Quantitative fluorescence tomography using a combined tri-modality FT/DOT/XCT system

Abstract

In this work, a first-of-its-kind fully integrated tri-modality system that combines fluorescence, diffuse optical and x-ray tomography (FT/DOT/XCT) into the same setting is presented. The purpose of this system is to perform quantitative fluorescence tomography using multi-modality imaging approach. XCT anatomical information is used as structural priori while optical background heterogeneity information obtained by DOT measurements is used as functional priori. The performance of the hybrid system is evaluated using multi-modality phantoms. In particular, we show that a 2.4 mm diameter fluorescence inclusion located in a heterogeneous medium can be localized accurately with the functional a priori information, although the fluorophore concentration is recovered with 70% error. On the other hand, the fluorophore concentration can be accurately recovered within 8% error only when both DOT optical background functional and XCT structural a priori information are utilized to guide and constrain the FT reconstruction algorithm.

Fig. 2

(a) The picture of the system from the side view showing the XCT counterpart. The x-ray source (top) and the flat panel detector (bottom) are positioned on a rotating gantry. All the electrical connections transferred to the gantry using wire harness belts. (b) The picture of the system from the front view showing the FT/DOT components.

Fig. 1

(a) The schematic of the multi-modality gantry-based system. The XCT gantry was expanded and optical imaging components were installed. A sample holder was designed to translate the sample between XCT and optical imaging systems. The components that are seen in the diagram: (1) the sample holder, (2) x-ray source, (3) x-ray detector, (4) CCD camera, (5) filter wheel, (6) lens, (7) phantom, (8) fiber optic collimator, (9) optical fibers, (10) fiber optic switch. (b) The light delivery components. On-off switches were used to select the desired illumination wavelength. A 50/50 fiber optic coupler was used to combine both laser output. A 1 x 3 fiber optic switch allowed the sequential activation of any one the three source sites.

Fig. 3

a) The trans-axial XCT image of the phantom. The ICG inclusion is held in the glass tube that is seen as a bright circle in the image. b) The plot of the recovered ICG concentration with respect to true ICG concentration. The blue and purple dots represent the recovered values with and without the structural a priori information, respectively. The least squares lines of best fit are the red dashed ones. The recovered ICG concentration shows a linear response with respect to true ICG concentration both with and without the structural a priori information. However, the right values are recovered only when structural a priori information is available.

Fig. 4

The reconstructed ICG concentration maps without (left column) and with (right column) structural a priori information from XCT for the first phantom study. The color bars all have units of nM.

Fig. 5

The results for the second phantom study. The first column is the XCT trans-axial images of the phantoms. The size and location of the inclusion are different for each case. The second the third columns are the reconstructed ICG concentration maps without and with the XCT structural a priori information, respectively. As seen in the images, the recovered ICG concentration value depends drastically on the size and location of the inclusion. However, the true value can be recovered for all four cases when XCT structural a priori information is used. The color bars all have the units of nM.

Fig. 6

(a) The XCT trans-axial image of the heterogeneous phantom. b) The reconstructed absorption map at 785 nm using DOT measurements.
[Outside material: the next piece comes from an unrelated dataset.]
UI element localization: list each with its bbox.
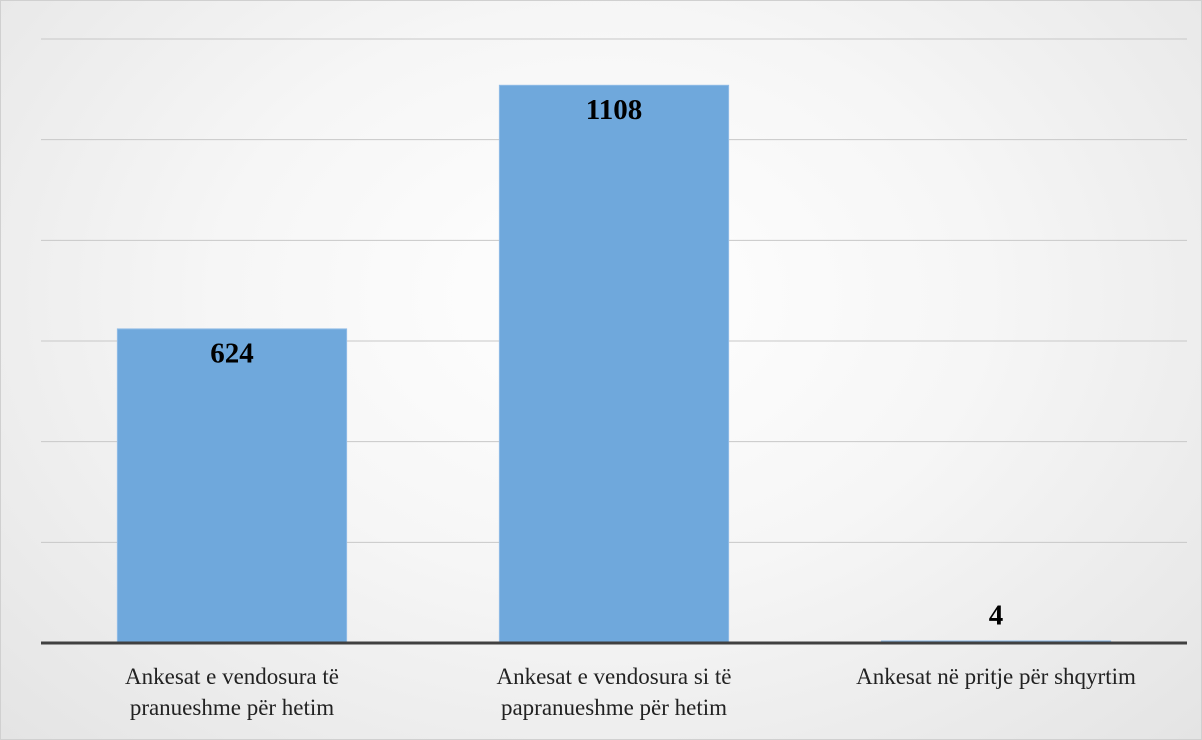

The reconstructed ICG concentration maps without any a priori information (c), with functional a priori information alone (d), and with both functional and structural a priori information (e). The profile plot along the x-axis across the reconstructed fluorescence object (indicated by the dashed white line) for each case is superimposed and shown in (f). The profile plot along the x-axis across the glass tube (indicated by yellow dashed line in the XCT image) is also shown in (g).

Fig. 7

The reconstructed ICG concentration maps without (a) and with (b) XCT structural a priori information. The profile plot along the x-axis across the reconstructed fluorescence object (indicated by the dashed white line) for each case is superimposed and shown in (c).

Fig. 8

(a) The XCT trans-axial image of the phantom with two ICG inclusions. (b) and (c) The reconstructed ICG concentration maps without and with XCT structural a priori information. Without XCT structural a priori information, the object closer to the surface dominates in the image. On the other hand, both ICG inclusions can be accurately recovered when XCT structural a priori information is used.